Emotion AI: Why It's The Future Of Digital Health

by Aaron Labbé

Have you ever heard of emotion artificial intelligence (AI)? Emotion AI, or affective AI, is a field of computer science that helps machines gain an understanding of human emotions. The MIT Media Lab and Dr. Rosalind Picard are the premier innovators in this space. Through their work, they sparked the idea to help machines develop empathy.

Empathy is a complex concept with a lot of strings attached to it, but on a basic level, it means having an understanding of another person’s emotional states. In theory, if machines can have that level of understanding, they can serve us better. Particularly in areas such as healthcare, applying empathetic AI can be very impactful.

 

How is emotion AI used in healthcare?

There are various types of emotion AI. The first kind detects human emotions. In mental healthcare, this kind of technology has great potential in diagnostics. In regard to physical health conditions, they can be used to monitor resilience in conditions such as cancer. This is beneficial especially because the importance of holistic and integrative care is now widely recognized.

The next level of emotion AI not only detects human emotion but has the ability to respond accordingly. One great example of how this can be used is with the population who live with dementia. People living with dementia may have a hard time understanding their own emotional state and even more so communicating how they’re feeling to their caregivers. That puts a heavy onus on caregivers to constantly read and decipher how they’re feeling, which is a hard task when you’re already overloaded.

This opens up the opportunity for emotion AI to look at things like biometrics or psychometrics that are less reliant on self-assessment—such as facial expression, speech cues or behavior. Emotion AI allows us to predict what a person’s state is with a level of competency that can be as good or even better than what a caregiver could tell us. In our use case at LUCID, we use this data to curate personalized music to help with the psychological symptoms of dementia.

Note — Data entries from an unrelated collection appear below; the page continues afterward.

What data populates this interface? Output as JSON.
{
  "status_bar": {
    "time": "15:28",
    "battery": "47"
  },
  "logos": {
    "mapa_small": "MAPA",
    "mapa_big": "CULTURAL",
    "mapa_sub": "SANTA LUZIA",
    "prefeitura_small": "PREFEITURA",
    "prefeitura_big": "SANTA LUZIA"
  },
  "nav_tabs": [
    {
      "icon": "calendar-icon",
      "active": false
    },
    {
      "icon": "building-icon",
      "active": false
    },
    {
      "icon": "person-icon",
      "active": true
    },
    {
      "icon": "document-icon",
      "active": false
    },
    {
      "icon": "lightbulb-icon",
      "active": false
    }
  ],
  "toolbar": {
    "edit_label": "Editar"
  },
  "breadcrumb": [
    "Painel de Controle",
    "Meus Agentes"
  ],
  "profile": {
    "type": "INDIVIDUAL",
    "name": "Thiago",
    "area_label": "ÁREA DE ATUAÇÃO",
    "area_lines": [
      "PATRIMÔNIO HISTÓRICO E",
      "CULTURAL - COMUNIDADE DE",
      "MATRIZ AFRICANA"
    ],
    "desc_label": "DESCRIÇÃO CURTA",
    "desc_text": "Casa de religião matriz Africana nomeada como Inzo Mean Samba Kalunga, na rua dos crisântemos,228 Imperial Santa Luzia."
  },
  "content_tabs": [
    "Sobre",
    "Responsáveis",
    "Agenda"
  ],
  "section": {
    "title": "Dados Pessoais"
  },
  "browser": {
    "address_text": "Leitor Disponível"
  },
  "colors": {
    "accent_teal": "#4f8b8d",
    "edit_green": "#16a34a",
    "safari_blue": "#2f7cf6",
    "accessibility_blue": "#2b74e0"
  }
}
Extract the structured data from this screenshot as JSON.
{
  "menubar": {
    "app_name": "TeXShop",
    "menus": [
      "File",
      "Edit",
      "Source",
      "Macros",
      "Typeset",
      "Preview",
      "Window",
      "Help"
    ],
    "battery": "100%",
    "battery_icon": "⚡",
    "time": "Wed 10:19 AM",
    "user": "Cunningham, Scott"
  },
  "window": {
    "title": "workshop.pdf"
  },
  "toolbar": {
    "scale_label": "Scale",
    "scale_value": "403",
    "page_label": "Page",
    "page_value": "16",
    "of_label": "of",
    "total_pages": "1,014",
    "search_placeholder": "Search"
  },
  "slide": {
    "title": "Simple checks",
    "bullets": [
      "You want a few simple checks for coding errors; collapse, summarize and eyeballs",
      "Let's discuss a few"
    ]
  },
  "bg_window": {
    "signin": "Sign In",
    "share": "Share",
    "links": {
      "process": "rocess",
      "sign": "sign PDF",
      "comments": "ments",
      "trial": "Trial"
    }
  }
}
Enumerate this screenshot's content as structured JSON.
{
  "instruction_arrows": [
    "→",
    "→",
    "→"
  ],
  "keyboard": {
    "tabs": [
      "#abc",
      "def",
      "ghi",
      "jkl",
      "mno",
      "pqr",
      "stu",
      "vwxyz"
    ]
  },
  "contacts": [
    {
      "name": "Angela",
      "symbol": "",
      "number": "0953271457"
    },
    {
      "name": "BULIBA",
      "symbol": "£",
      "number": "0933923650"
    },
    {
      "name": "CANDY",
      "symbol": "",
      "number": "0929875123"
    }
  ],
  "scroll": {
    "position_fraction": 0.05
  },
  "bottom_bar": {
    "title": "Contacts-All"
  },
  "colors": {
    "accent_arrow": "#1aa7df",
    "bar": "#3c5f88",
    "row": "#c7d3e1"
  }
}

This can increase compassion toward caregivers. Caregivers are facing increasing levels of burnout and may encounter fatigue when doing this type of monitoring. Having AI come in to assist can both provide the patient with better care and increase stamina for caregivers.

 

What are some drawbacks or concerns around affective AI?

When AI gets involved with human emotion, there are understandably a lot of alarms raised. There’s a gut reaction (stemming from television and Hollywood) that if machines understand emotion, they could gain sentience and potentially manipulate our emotions. This is a valid concern, but at the same time, these machines are given a very limited playground to play within. Training responsible AI is vital, by which they’re given data in order to do good with that information. That’s why we must push for responsible ethics in AI.

Technology and computing are developing faster compared to government legislation, so there may be gaps in policy. That’s where foundations like AI For Good come in. These frameworks and institutions are important because they help develop professional ethics to promote a positive culture around AI.

Bias is another concern for the AI community. If datasets are biased toward a certain type of population, the AI won’t be reliable when you extrapolate it out to the larger population. Many of these data collection efforts trained the AI on specific types of people—people who either volunteered for trials or could afford certain products. Would it reliably predict emotions for people who aren’t within that population? That’s a hard problem for AI at large, which professionals in this field work very hard to circumvent.

Luckily, there are strategies to prevent bias in emotion AI. It’s essential to actively collect participant bodies and samples from people who are from all walks of life wherever possible. You have to put in an effort to distribute this data collection as widely as possible. Another solution for bias is to develop a truly mobilized product to train the AI—a product that’s cheap, accessible and globally distributed so it can cover as many cultural representations as possible.

 

How are empathy machines currently used in digital health?

Technology has the advantage that it can stitch itself into a patient’s life beyond what a doctor can. As we move toward a longitudinal, person-centered approach, that gap can start to be filled with the use of AI. With the rise of integrative care, many digital health ventures are now leveraging emotion AI.

Twill (formerly Happify) is one example of using emotion AI in mental healthcare. Its Intelligent Healing platform uses AI to learn about one’s health needs and recommend a course of action. Its health chatbot is trained to provide personalized care and support in an empathetic way.

LUCID also uses an AI recommendation system to suggest music based on one’s mental states. It leverages biometrics and self-assessed data as inputs to classify a user’s emotional states. By learning about someone’s mood and their response to music, the algorithm adapts to better help them.

Although empathy machines and emotion AI may sound intimidating, they’re helping fill the gap in patient care, which traditional health models sometimes fail to do. Patient monitoring and longitudinal care use a lot of human resources. One doctor claimed, “Building and maintaining a longitudinal, person-centered care plan is really hard work. It takes a lot of resources. No healthcare provider is going to do it if it costs them more to do the plan than the benefit they derive from it.”

The sooner we can get machines to be more empathetic, the better our digital healthcare tools will become. It can open up many opportunities if, through technology, we can truly understand how people are feeling at all times—and empathize. Emotion AI is one of the most important pillars of digital health because if we have a better understanding of what’s going on with the patient, we have a better way of treating them.